Momenteel kampt Nederland met een flink woningtekort, voornamelijk in stedelijke gebieden. Bouwen in het buitengebied blijft nog een taboe, en de kans op woningen in bijvoorbeeld het Vondelpark is onbestaande. Steden kijken daarom (naast inbreiding) steeds meer naar bestaande binnenstedelijke industrieterreinen om te herontwikkelen naar een residentieel gebied.
Opvallend is dat deze gebiedsontwikkelingen gekoppeld worden aan circulaire doelstellingen. In bijna alle gevallen wordt hier voornamelijk gedoeld op circulair bouwen (soms ook in combinatie met andere circulaire doelstellingen, zoals het verbeterd scheiden en verzamelen van afval), maar bijna nooit op de (her)productie van de hiervoor benodigde circulaire materialen.
Dit is op zich geen probleem, maar hier kunnen wel vraagtekens bij worden gezet. Want net in die te transformeren binnenstedelijke industriële gebieden zijn functies gevestigd (bijvoorbeeld een betoncentrale of een gft-verwerkingsfabriek) die circulaire materialen (her)produceren. De paradox is dus dat deze functies moeten verdwijnen, terwijl die er juist voor zorgen dat de circulaire materialen beschikbaar komen voor de residentiële circulaire gebiedsontwikkeling, op precies dezelfde locatie, zowel vandaag als (in een circulaire economie blijven we materialen hergebruiken) in de toekomst.
Kortom: het is contraproductief om een toekomstig circulaire residentiele gebiedsontwikkeling te bouwen die ten koste gaat van een bestaand circulair industrieel binnenstedelijk gebied.
Belangrijk vliegwiel
Men kan redeneren dat deze circulaire functies evengoed verder weg ten opzichte van de binnenstad verplaatst kunnen worden, want we prefereren woningen dichtbij het centrum. Maar dan moet men dit ook faciliteren. In dat geval moet de herontwikkeling gecombineerd worden met verplaatsing. Daar knelt al het schoentje, want als elke gemeente wil dat de industriële functies weggaan, waar gaan ze dan naartoe? Weinig gemeenten zien deze functies graag komen, want ze nemen veel plaats in, produceren geluid, genereren logistieke bewegingen en leveren weinig banen op.
En zelfs als deze verplaatsing lukt, dan kan het nut hiervan ook weer in twijfel worden getrokken. Ten eerste worden op die manier de bestaande (zelfs als er niet bijgebouwd wordt, is er al een enorme materiaalstroom voor bestaande gebouwen die aangepast worden) en toekomstige materiaalstromen groter omdat die materialen van verder moeten komen. Bovendien worden deze afstanden ook vaker afgelegd, want in een circulaire economie bewegen producten heel vaak tussen consument en producent vooraleer ze afval worden. Zelfs al vindt dit vervoer emissieloos plaats (en is er dus geen sprake van milieubelasting door logistiek), dan alsnog slibben de stedelijke wegen hierdoor verder dicht.
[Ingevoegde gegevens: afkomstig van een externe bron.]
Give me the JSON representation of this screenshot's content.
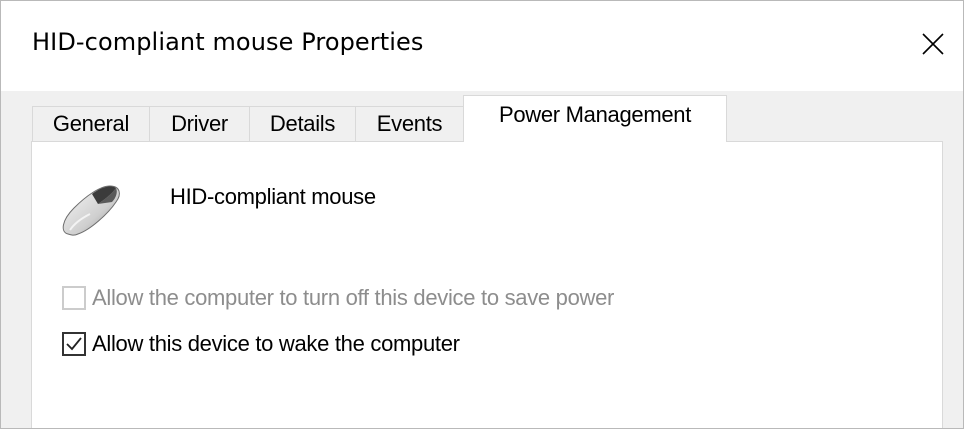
{
  "window": {
    "title": "HID-compliant mouse Properties",
    "close_icon": "close-icon"
  },
  "tabs": [
    {
      "label": "General",
      "active": false
    },
    {
      "label": "Driver",
      "active": false
    },
    {
      "label": "Details",
      "active": false
    },
    {
      "label": "Events",
      "active": false
    },
    {
      "label": "Power Management",
      "active": true
    }
  ],
  "device": {
    "icon": "mouse-icon",
    "name": "HID-compliant mouse"
  },
  "options": [
    {
      "label": "Allow the computer to turn off this device to save power",
      "checked": false,
      "enabled": false
    },
    {
      "label": "Allow this device to wake the computer",
      "checked": true,
      "enabled": true
    }
  ],
  "colors": {
    "disabled_text": "#8d8d8d",
    "border": "#d9d9d9",
    "window_bg": "#f0f0f0"
  }
}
Daarnaast is er het aspect van werkgelegenheid en innovatie. Natuurlijk worden er meer banen per vierkante meter gerealiseerd als er een 30 verdiepingen hoog hotel wordt gebouwd op de plaats van de bestaande industriële functies. Het type banen in de industrie is echter ontzettend hard nodig in een stad, zeker voor de lager geschoolden. Deze banen bieden namelijk gemiddeld meer werkzekerheid en mogelijkheden voor werknemers om zich te specialiseren en zo op te werken.
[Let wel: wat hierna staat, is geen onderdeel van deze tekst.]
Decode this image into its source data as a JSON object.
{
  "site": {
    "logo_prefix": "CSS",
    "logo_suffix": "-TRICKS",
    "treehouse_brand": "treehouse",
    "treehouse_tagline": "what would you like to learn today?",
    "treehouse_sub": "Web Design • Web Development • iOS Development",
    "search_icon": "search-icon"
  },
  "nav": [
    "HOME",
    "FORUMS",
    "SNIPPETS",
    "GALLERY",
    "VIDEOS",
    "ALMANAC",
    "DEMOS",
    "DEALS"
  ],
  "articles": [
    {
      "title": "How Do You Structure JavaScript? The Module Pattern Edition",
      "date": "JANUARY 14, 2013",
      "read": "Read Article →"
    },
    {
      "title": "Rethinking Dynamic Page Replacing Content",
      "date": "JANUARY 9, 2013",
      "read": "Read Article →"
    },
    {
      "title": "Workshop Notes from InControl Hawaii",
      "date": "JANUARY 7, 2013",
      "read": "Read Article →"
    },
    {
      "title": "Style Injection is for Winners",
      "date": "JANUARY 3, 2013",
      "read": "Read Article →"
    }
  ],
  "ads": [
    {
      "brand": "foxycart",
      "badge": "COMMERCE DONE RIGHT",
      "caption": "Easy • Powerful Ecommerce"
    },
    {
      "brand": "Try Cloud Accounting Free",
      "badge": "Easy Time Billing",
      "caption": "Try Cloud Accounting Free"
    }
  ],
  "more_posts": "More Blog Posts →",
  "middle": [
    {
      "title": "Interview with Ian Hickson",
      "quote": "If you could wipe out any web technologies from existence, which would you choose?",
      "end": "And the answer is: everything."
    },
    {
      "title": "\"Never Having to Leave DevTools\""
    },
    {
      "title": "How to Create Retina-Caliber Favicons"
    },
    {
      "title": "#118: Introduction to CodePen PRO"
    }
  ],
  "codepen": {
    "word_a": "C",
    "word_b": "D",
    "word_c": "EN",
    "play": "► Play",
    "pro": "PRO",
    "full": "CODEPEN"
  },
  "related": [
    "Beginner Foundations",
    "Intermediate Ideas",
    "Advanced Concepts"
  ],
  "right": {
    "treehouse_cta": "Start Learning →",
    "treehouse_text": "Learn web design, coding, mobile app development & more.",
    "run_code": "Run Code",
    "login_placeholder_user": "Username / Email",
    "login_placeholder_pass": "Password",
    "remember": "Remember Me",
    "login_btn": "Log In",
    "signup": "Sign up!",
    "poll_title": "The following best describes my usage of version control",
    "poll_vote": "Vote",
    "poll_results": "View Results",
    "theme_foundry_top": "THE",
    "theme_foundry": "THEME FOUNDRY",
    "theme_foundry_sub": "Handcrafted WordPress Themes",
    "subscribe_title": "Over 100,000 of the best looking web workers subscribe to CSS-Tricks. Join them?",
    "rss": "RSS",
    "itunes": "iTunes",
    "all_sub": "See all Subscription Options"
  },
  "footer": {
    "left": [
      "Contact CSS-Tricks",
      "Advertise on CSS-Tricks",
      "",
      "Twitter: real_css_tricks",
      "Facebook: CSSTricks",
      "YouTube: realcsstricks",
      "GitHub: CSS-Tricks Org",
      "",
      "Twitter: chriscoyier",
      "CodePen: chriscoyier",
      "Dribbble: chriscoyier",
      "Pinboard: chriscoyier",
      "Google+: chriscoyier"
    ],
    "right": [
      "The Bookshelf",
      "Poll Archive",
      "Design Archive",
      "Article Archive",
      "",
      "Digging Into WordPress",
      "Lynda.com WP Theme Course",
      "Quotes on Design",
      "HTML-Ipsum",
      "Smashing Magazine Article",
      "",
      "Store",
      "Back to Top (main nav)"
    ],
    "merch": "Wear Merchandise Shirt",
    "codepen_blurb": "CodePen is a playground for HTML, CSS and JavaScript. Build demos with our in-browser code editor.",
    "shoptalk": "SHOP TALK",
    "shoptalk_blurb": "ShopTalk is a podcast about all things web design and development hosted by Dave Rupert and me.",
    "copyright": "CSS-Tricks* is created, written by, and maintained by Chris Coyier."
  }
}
Verder ondervinden industriële functies in de stad grote druk om te innoveren, zeker op het vlak van geluid en geur. Dus ook al zien die gebieden er meestal niet aantrekkelijk uit (of ligt dat gewoon aan onze algemene ‘the triumph of the city’-bias?), ze zijn weldegelijk een belangrijk vliegwiel voor duurzame werkgelegenheid en innovatie.
Kort door de bocht
In een circulaire economie neemt de relatie tussen consument en producent sterk toe, waarbij ze gedurende de levensloop van producten meermaals met elkaar in contact komen. Dit is zeker zo in stedelijke gebieden, waar de grootste huidige en toekomstige voorraad aan bouwmaterialen zit. Vanuit de aspecten logistiek, innovatie en duurzame werkgelegenheid, is het dus niet verkeerd dat juist stedelijke gebieden locaties hebben waar zich circulaire functies bevinden. Dan worden algauw de (steeds minder in aantal) bestaande stedelijke industrieterreinen belangrijk.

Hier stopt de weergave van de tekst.